Soldier's Best Friend

Vienna pet day care collects donations for military dogs in Iraq.

It’s any dog’s dream. Sitting in a box in the front of Happy Tails Dog Spa in Tysons Corner are nearly 32 pounds of dog biscuits, along with a dozen knotted rope bones, 23 tennis balls, and a pound of dog treats.

"Every time I walk by, I can’t help looking at it," said Rebecca Meadows, day care staffer. "The dogs have taken notice of it too."

But soon the treats and toys will be packed away and shipped to Iraq, where they will be distributed among the military dogs in the K9 Unit in Camp Fallujah.

"Over there, they have eight dogs sharing the same toy," said Amy Nichols, Happy Tails founder. "We want to help out as many as we can."

Nichols has been conferring with Master Sgt. Chris Burgess, Operations Chief for the 2nd Military Police Battalion at Camp Fallujah, who sent a list of items requested by the dogs’ handlers for the dogs and also for themselves.

"FOR THE FOURTH of July, we always decorate the front of the building," said Nichols. "We thought, ‘What could we do extra?’ Then we thought, ‘Well, what is Independence Day about?’ I mean, where else in the world could you open a doggie day care? Who made this possible for us? The men overseas."

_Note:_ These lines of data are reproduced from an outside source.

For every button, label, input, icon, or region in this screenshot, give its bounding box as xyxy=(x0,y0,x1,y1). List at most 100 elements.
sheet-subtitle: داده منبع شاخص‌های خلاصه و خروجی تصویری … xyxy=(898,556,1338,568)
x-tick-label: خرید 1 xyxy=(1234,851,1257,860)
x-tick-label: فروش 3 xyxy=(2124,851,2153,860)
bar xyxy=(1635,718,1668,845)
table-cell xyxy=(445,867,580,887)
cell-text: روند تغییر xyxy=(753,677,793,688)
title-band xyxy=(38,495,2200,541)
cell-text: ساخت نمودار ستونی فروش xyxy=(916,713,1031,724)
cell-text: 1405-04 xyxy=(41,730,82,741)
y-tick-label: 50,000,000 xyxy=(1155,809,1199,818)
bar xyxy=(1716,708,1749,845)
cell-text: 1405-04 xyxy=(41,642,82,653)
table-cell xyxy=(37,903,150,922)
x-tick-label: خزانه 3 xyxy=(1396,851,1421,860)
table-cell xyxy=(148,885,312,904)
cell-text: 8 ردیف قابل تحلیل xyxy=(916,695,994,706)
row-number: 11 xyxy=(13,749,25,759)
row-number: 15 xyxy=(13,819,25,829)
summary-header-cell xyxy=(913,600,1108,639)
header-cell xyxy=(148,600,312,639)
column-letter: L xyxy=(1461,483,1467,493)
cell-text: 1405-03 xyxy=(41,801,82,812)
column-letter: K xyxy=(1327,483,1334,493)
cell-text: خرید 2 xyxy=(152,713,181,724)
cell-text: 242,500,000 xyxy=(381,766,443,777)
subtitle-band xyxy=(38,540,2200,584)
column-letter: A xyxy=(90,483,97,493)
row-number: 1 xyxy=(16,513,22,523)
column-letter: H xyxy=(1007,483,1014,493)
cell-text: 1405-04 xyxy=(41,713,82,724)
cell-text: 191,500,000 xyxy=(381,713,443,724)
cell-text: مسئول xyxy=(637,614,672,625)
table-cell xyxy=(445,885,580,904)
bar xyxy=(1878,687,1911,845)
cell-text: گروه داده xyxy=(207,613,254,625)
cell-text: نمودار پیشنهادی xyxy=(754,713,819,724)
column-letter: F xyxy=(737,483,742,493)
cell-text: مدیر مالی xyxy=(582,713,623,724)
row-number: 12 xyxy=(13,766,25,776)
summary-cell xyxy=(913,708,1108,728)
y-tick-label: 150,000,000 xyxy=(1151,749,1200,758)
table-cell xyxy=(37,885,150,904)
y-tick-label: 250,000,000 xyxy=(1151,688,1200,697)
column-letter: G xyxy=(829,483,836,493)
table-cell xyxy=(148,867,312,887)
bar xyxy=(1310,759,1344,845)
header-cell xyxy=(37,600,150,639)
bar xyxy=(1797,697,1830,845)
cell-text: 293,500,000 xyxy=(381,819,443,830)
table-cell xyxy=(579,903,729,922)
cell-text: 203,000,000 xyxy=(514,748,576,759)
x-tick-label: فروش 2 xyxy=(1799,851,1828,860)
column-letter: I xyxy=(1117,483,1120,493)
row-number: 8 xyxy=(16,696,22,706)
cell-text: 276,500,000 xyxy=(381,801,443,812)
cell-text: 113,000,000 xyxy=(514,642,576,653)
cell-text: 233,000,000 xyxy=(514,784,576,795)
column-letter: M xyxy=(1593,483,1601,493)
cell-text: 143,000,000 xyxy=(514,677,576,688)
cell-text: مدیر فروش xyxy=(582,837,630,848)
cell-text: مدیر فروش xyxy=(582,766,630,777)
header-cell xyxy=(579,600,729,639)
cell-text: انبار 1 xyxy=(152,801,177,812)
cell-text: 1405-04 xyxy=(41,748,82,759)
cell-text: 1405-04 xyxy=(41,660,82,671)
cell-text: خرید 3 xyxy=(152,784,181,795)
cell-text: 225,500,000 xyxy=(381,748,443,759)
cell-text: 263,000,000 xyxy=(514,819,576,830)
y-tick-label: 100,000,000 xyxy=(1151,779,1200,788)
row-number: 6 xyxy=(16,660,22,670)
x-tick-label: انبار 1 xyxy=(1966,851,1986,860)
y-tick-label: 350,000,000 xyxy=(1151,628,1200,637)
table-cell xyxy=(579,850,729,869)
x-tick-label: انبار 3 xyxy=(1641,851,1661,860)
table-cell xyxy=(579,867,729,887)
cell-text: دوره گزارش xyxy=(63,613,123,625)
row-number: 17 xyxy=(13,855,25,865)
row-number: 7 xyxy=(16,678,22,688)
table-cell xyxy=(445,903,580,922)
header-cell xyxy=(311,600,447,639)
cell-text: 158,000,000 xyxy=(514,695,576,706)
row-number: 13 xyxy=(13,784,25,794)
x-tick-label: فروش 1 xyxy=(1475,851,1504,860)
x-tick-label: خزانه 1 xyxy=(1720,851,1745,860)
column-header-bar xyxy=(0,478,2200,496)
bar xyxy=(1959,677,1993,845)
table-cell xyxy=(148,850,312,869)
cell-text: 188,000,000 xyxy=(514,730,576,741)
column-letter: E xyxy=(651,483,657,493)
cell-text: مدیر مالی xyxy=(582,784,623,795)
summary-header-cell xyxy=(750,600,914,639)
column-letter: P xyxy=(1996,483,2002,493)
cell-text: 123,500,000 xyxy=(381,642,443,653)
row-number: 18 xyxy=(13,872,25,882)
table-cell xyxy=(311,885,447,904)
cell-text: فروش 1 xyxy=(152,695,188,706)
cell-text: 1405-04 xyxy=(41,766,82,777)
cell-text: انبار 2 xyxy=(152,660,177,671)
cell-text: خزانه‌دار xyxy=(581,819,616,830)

"And then we thought, there are dogs over there too, doing the jobs men can’t do. Men can’t sniff out bombs," said Nichols.

So Nichols and her colleagues sent out e-mails to various military bases and organizations asking what they could do to help. They connected with Burgess, and about a week ago, sent out a flier to Happy Tails customers announcing the drive.

"People have been calling nonstop," said Sarah Marcell, day care staffer. "One woman called from Mary Kay, wanting to donate sunscreen."

"Some customers come in with, literally, just bags of stuff," said Alex Bowens, business development associate at Happy Tails. "The response has been really good. People love to help but they really don’t know how to, so we provide an outlet."

IN AN E-MAIL to Nichols, Burgess requested milk bones, Frisbees, large knotted ropes, chew toys, and lip balm for the dogs’ noses. The dog handlers would also like sunflower seeds, sugarless gum, Red Bull, goldfish crackers and beef jerky, said Burgess. "We appreciate all the support that you are all providing the troops and the dogs," he said in the e-mail.

Bowens is waiting to find out exactly how many military dogs are in Iraq right now. But Happy Tails would like to continue to provide donations throughout the summer, she said, especially now that other K-9 units have been contacting the dog spa by e-mail wondering if they had any extra supplies.

People also called to offer monetary donations, said Bowens, so she and her colleagues have been working with the United States Association of War Dogs to purchase equipment for the Iraq military dogs.

In the near future, said Nichols, Happy Tails will hold a charity dog wash, with proceeds going toward the equipment.

"They need cooling vests and Under Armor (t-shirts)," said Nichols. "That’s so interesting, because that’s what I heard the soldiers need. Dogs need it too."